The Bacteria Biotope (BB) Task is part of the BioNLP Open Shared Tasks and meets the BioNLP-OST standards of quality, originality and data formats. Manually annotated data is provided for training, development and evaluation of information extraction methods. Tools for the detailed evaluation of system outputs are available. Support in performing linguistic processing are provided in the form of analyses created by various state-of-the art tools on the dataset texts.

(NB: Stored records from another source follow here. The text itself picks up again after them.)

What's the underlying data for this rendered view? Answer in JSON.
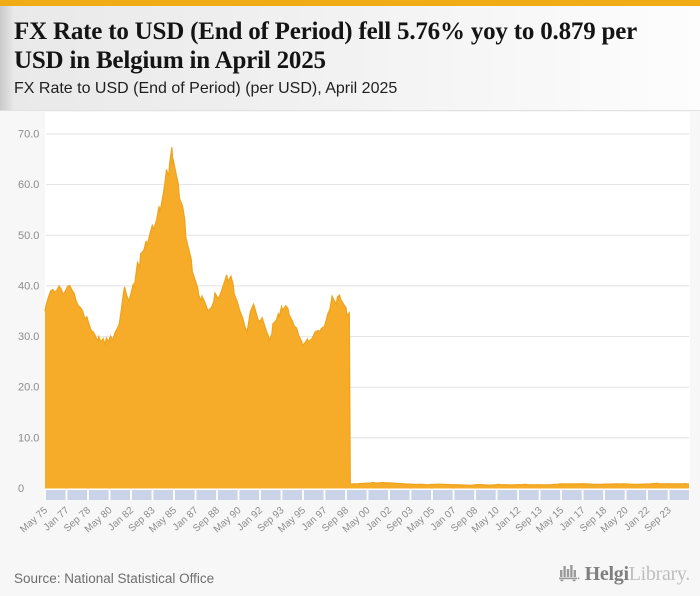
{
  "accent_color": "#EFAC15",
  "header": {
    "title": "FX Rate to USD (End of Period) fell 5.76% yoy to 0.879 per USD in Belgium in April 2025",
    "subtitle": "FX Rate to USD (End of Period) (per USD), April 2025"
  },
  "footer": {
    "source": "Source: National Statistical Office",
    "brand_name": "Helgi",
    "brand_suffix": "Library."
  },
  "chart_data": {
    "type": "area",
    "title": "FX Rate to USD (End of Period) (per USD), April 2025",
    "country": "Belgium",
    "latest_value": 0.879,
    "latest_period": "April 2025",
    "yoy_change_pct": -5.76,
    "x_start": "May 1975",
    "x_end": "Apr 2025",
    "x_tick_interval_months": 20,
    "ylim": [
      0,
      70
    ],
    "grid": true,
    "legend": "none",
    "area_color": "#F7AC29",
    "area_edge_color": "#EEA31D",
    "tick_band_color": "#CBD3E9",
    "grid_color": "#E2E2E2",
    "axis_text_color": "#8C8C8C",
    "y_ticks": {
      "values": [
        0,
        10,
        20,
        30,
        40,
        50,
        60,
        70
      ],
      "labels": [
        "0",
        "10.0",
        "20.0",
        "30.0",
        "40.0",
        "50.0",
        "60.0",
        "70.0"
      ]
    },
    "x_tick_labels": [
      "May 75",
      "Jan 77",
      "Sep 78",
      "May 80",
      "Jan 82",
      "Sep 83",
      "May 85",
      "Jan 87",
      "Sep 88",
      "May 90",
      "Jan 92",
      "Sep 93",
      "May 95",
      "Jan 97",
      "Sep 98",
      "May 00",
      "Jan 02",
      "Sep 03",
      "May 05",
      "Jan 07",
      "Sep 08",
      "May 10",
      "Jan 12",
      "Sep 13",
      "May 15",
      "Jan 17",
      "Sep 18",
      "May 20",
      "Jan 22",
      "Sep 23"
    ],
    "points": [
      [
        1975.33,
        35.0
      ],
      [
        1975.42,
        36.2
      ],
      [
        1975.58,
        37.6
      ],
      [
        1975.75,
        38.9
      ],
      [
        1975.92,
        39.3
      ],
      [
        1976.08,
        38.8
      ],
      [
        1976.25,
        39.1
      ],
      [
        1976.42,
        40.0
      ],
      [
        1976.58,
        39.4
      ],
      [
        1976.75,
        38.3
      ],
      [
        1976.92,
        39.0
      ],
      [
        1977.08,
        39.9
      ],
      [
        1977.25,
        40.1
      ],
      [
        1977.42,
        39.2
      ],
      [
        1977.58,
        38.6
      ],
      [
        1977.75,
        37.0
      ],
      [
        1977.92,
        36.1
      ],
      [
        1978.08,
        35.7
      ],
      [
        1978.25,
        35.1
      ],
      [
        1978.42,
        33.5
      ],
      [
        1978.58,
        33.9
      ],
      [
        1978.75,
        32.4
      ],
      [
        1978.92,
        31.2
      ],
      [
        1979.08,
        30.9
      ],
      [
        1979.25,
        30.1
      ],
      [
        1979.42,
        29.1
      ],
      [
        1979.5,
        30.0
      ],
      [
        1979.67,
        28.9
      ],
      [
        1979.83,
        29.6
      ],
      [
        1979.96,
        28.5
      ],
      [
        1980.08,
        29.7
      ],
      [
        1980.25,
        29.0
      ],
      [
        1980.42,
        30.1
      ],
      [
        1980.58,
        29.3
      ],
      [
        1980.75,
        30.7
      ],
      [
        1980.92,
        31.5
      ],
      [
        1981.08,
        32.4
      ],
      [
        1981.25,
        35.2
      ],
      [
        1981.42,
        38.6
      ],
      [
        1981.54,
        39.8
      ],
      [
        1981.67,
        38.1
      ],
      [
        1981.83,
        37.0
      ],
      [
        1981.96,
        38.5
      ],
      [
        1982.13,
        40.3
      ],
      [
        1982.29,
        39.6
      ],
      [
        1982.46,
        44.6
      ],
      [
        1982.63,
        43.8
      ],
      [
        1982.79,
        46.3
      ],
      [
        1982.96,
        47.1
      ],
      [
        1983.13,
        48.9
      ],
      [
        1983.29,
        48.0
      ],
      [
        1983.46,
        50.6
      ],
      [
        1983.63,
        52.1
      ],
      [
        1983.79,
        51.0
      ],
      [
        1983.96,
        53.2
      ],
      [
        1984.13,
        55.7
      ],
      [
        1984.29,
        54.6
      ],
      [
        1984.46,
        58.2
      ],
      [
        1984.63,
        61.0
      ],
      [
        1984.75,
        63.0
      ],
      [
        1984.88,
        61.6
      ],
      [
        1985.04,
        64.3
      ],
      [
        1985.13,
        67.4
      ],
      [
        1985.21,
        64.0
      ],
      [
        1985.29,
        65.2
      ],
      [
        1985.46,
        62.0
      ],
      [
        1985.63,
        60.1
      ],
      [
        1985.79,
        57.3
      ],
      [
        1985.96,
        55.7
      ],
      [
        1986.13,
        53.0
      ],
      [
        1986.29,
        49.6
      ],
      [
        1986.46,
        47.0
      ],
      [
        1986.63,
        45.3
      ],
      [
        1986.79,
        42.8
      ],
      [
        1986.96,
        41.0
      ],
      [
        1987.13,
        39.6
      ],
      [
        1987.29,
        38.2
      ],
      [
        1987.42,
        37.1
      ],
      [
        1987.54,
        38.0
      ],
      [
        1987.71,
        36.6
      ],
      [
        1987.88,
        35.4
      ],
      [
        1988.04,
        35.1
      ],
      [
        1988.21,
        35.8
      ],
      [
        1988.38,
        36.9
      ],
      [
        1988.54,
        38.6
      ],
      [
        1988.71,
        37.5
      ],
      [
        1988.88,
        38.3
      ],
      [
        1989.04,
        38.9
      ],
      [
        1989.21,
        40.8
      ],
      [
        1989.42,
        42.2
      ],
      [
        1989.54,
        40.9
      ],
      [
        1989.71,
        41.9
      ],
      [
        1989.88,
        40.3
      ],
      [
        1990.04,
        38.4
      ],
      [
        1990.21,
        36.8
      ],
      [
        1990.42,
        35.2
      ],
      [
        1990.63,
        33.6
      ],
      [
        1990.83,
        31.9
      ],
      [
        1990.96,
        30.9
      ],
      [
        1991.08,
        32.2
      ],
      [
        1991.29,
        34.9
      ],
      [
        1991.5,
        36.4
      ],
      [
        1991.67,
        35.0
      ],
      [
        1991.83,
        33.4
      ],
      [
        1991.96,
        33.0
      ],
      [
        1992.13,
        33.7
      ],
      [
        1992.29,
        33.0
      ],
      [
        1992.46,
        31.0
      ],
      [
        1992.63,
        30.0
      ],
      [
        1992.71,
        29.2
      ],
      [
        1992.88,
        30.6
      ],
      [
        1993.04,
        32.5
      ],
      [
        1993.21,
        33.2
      ],
      [
        1993.38,
        34.5
      ],
      [
        1993.5,
        34.0
      ],
      [
        1993.63,
        35.9
      ],
      [
        1993.79,
        35.2
      ],
      [
        1993.96,
        36.1
      ],
      [
        1994.13,
        35.5
      ],
      [
        1994.29,
        34.3
      ],
      [
        1994.46,
        33.1
      ],
      [
        1994.63,
        32.0
      ],
      [
        1994.83,
        31.7
      ],
      [
        1995.04,
        30.2
      ],
      [
        1995.21,
        28.9
      ],
      [
        1995.29,
        28.2
      ],
      [
        1995.46,
        28.8
      ],
      [
        1995.63,
        29.5
      ],
      [
        1995.79,
        29.0
      ],
      [
        1995.96,
        29.5
      ],
      [
        1996.13,
        30.3
      ],
      [
        1996.29,
        30.9
      ],
      [
        1996.46,
        31.2
      ],
      [
        1996.63,
        31.0
      ],
      [
        1996.79,
        31.6
      ],
      [
        1996.96,
        32.0
      ],
      [
        1997.13,
        33.6
      ],
      [
        1997.29,
        34.5
      ],
      [
        1997.42,
        35.4
      ],
      [
        1997.58,
        38.0
      ],
      [
        1997.71,
        37.1
      ],
      [
        1997.88,
        36.5
      ],
      [
        1998.04,
        37.8
      ],
      [
        1998.13,
        38.2
      ],
      [
        1998.29,
        37.3
      ],
      [
        1998.46,
        36.3
      ],
      [
        1998.63,
        35.7
      ],
      [
        1998.79,
        34.1
      ],
      [
        1998.92,
        34.7
      ],
      [
        1999.04,
        0.86
      ],
      [
        1999.29,
        0.93
      ],
      [
        1999.58,
        0.95
      ],
      [
        1999.88,
        0.99
      ],
      [
        2000.17,
        1.04
      ],
      [
        2000.46,
        1.05
      ],
      [
        2000.79,
        1.19
      ],
      [
        2000.96,
        1.07
      ],
      [
        2001.21,
        1.1
      ],
      [
        2001.46,
        1.18
      ],
      [
        2001.75,
        1.1
      ],
      [
        2001.96,
        1.13
      ],
      [
        2002.29,
        1.08
      ],
      [
        2002.58,
        1.02
      ],
      [
        2002.88,
        0.96
      ],
      [
        2003.17,
        0.92
      ],
      [
        2003.46,
        0.87
      ],
      [
        2003.79,
        0.86
      ],
      [
        2003.96,
        0.79
      ],
      [
        2004.29,
        0.83
      ],
      [
        2004.58,
        0.82
      ],
      [
        2004.96,
        0.73
      ],
      [
        2005.29,
        0.79
      ],
      [
        2005.58,
        0.82
      ],
      [
        2005.88,
        0.85
      ],
      [
        2006.17,
        0.83
      ],
      [
        2006.46,
        0.78
      ],
      [
        2006.88,
        0.76
      ],
      [
        2007.21,
        0.75
      ],
      [
        2007.5,
        0.73
      ],
      [
        2007.79,
        0.69
      ],
      [
        2007.96,
        0.68
      ],
      [
        2008.29,
        0.63
      ],
      [
        2008.58,
        0.69
      ],
      [
        2008.83,
        0.79
      ],
      [
        2009.04,
        0.75
      ],
      [
        2009.29,
        0.76
      ],
      [
        2009.58,
        0.7
      ],
      [
        2009.88,
        0.67
      ],
      [
        2010.13,
        0.72
      ],
      [
        2010.46,
        0.82
      ],
      [
        2010.71,
        0.73
      ],
      [
        2010.96,
        0.75
      ],
      [
        2011.21,
        0.71
      ],
      [
        2011.42,
        0.69
      ],
      [
        2011.71,
        0.74
      ],
      [
        2011.96,
        0.77
      ],
      [
        2012.21,
        0.75
      ],
      [
        2012.54,
        0.81
      ],
      [
        2012.79,
        0.77
      ],
      [
        2012.96,
        0.76
      ],
      [
        2013.29,
        0.73
      ],
      [
        2013.58,
        0.76
      ],
      [
        2013.88,
        0.73
      ],
      [
        2014.21,
        0.72
      ],
      [
        2014.5,
        0.73
      ],
      [
        2014.79,
        0.8
      ],
      [
        2014.96,
        0.83
      ],
      [
        2015.21,
        0.93
      ],
      [
        2015.5,
        0.9
      ],
      [
        2015.79,
        0.89
      ],
      [
        2015.96,
        0.92
      ],
      [
        2016.21,
        0.88
      ],
      [
        2016.5,
        0.9
      ],
      [
        2016.79,
        0.91
      ],
      [
        2016.96,
        0.95
      ],
      [
        2017.21,
        0.92
      ],
      [
        2017.5,
        0.88
      ],
      [
        2017.79,
        0.84
      ],
      [
        2018.08,
        0.8
      ],
      [
        2018.38,
        0.83
      ],
      [
        2018.67,
        0.86
      ],
      [
        2018.96,
        0.87
      ],
      [
        2019.29,
        0.89
      ],
      [
        2019.58,
        0.9
      ],
      [
        2019.88,
        0.89
      ],
      [
        2020.17,
        0.91
      ],
      [
        2020.46,
        0.89
      ],
      [
        2020.79,
        0.84
      ],
      [
        2020.96,
        0.815
      ],
      [
        2021.21,
        0.83
      ],
      [
        2021.5,
        0.84
      ],
      [
        2021.79,
        0.86
      ],
      [
        2021.96,
        0.885
      ],
      [
        2022.21,
        0.9
      ],
      [
        2022.5,
        0.96
      ],
      [
        2022.71,
        1.02
      ],
      [
        2022.88,
        0.97
      ],
      [
        2023.04,
        0.92
      ],
      [
        2023.29,
        0.91
      ],
      [
        2023.58,
        0.95
      ],
      [
        2023.88,
        0.92
      ],
      [
        2024.21,
        0.93
      ],
      [
        2024.5,
        0.93
      ],
      [
        2024.79,
        0.9
      ],
      [
        2024.96,
        0.965
      ],
      [
        2025.08,
        0.92
      ],
      [
        2025.25,
        0.879
      ]
    ]
  }
}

Biology and bioinformatics projects produce huge amounts of heterogeneous information about the microbial strains that have been experimentally identified in a given environment (habitat), and theirs properties (phenotype). These projects include applied microbiology domain (food safety), health sciences and waste processing. Knowledge about microbial diversity is critical for studying in depth the microbiome, the interaction mechanisms of bacteria with their environment from genetic, phylogenetic and ecology perspectives. A large part of the information is expressed in free text in large sets of scientific papers, web pages or databases. Thus, automatic systems are needed to extract the relevant information. The BB task aims to encourage the development of such systems.
The BB Task is an information extraction task involving entity recognition, entity normalization and relation extraction. The BB Task consists in recognizing mentions of microorganisms and microbial biotopes and phenotypes in scientific and textbook text, normalizing these mentions according to domain knowledge resources (a taxonomy and an ontology), and extracting relations between them. It is the new edition of the Bacteria Biotope task previously run at BioNLP Shared Task 2016, 2013 and 2011. The task has been extended to include new entity and relation types and new documents.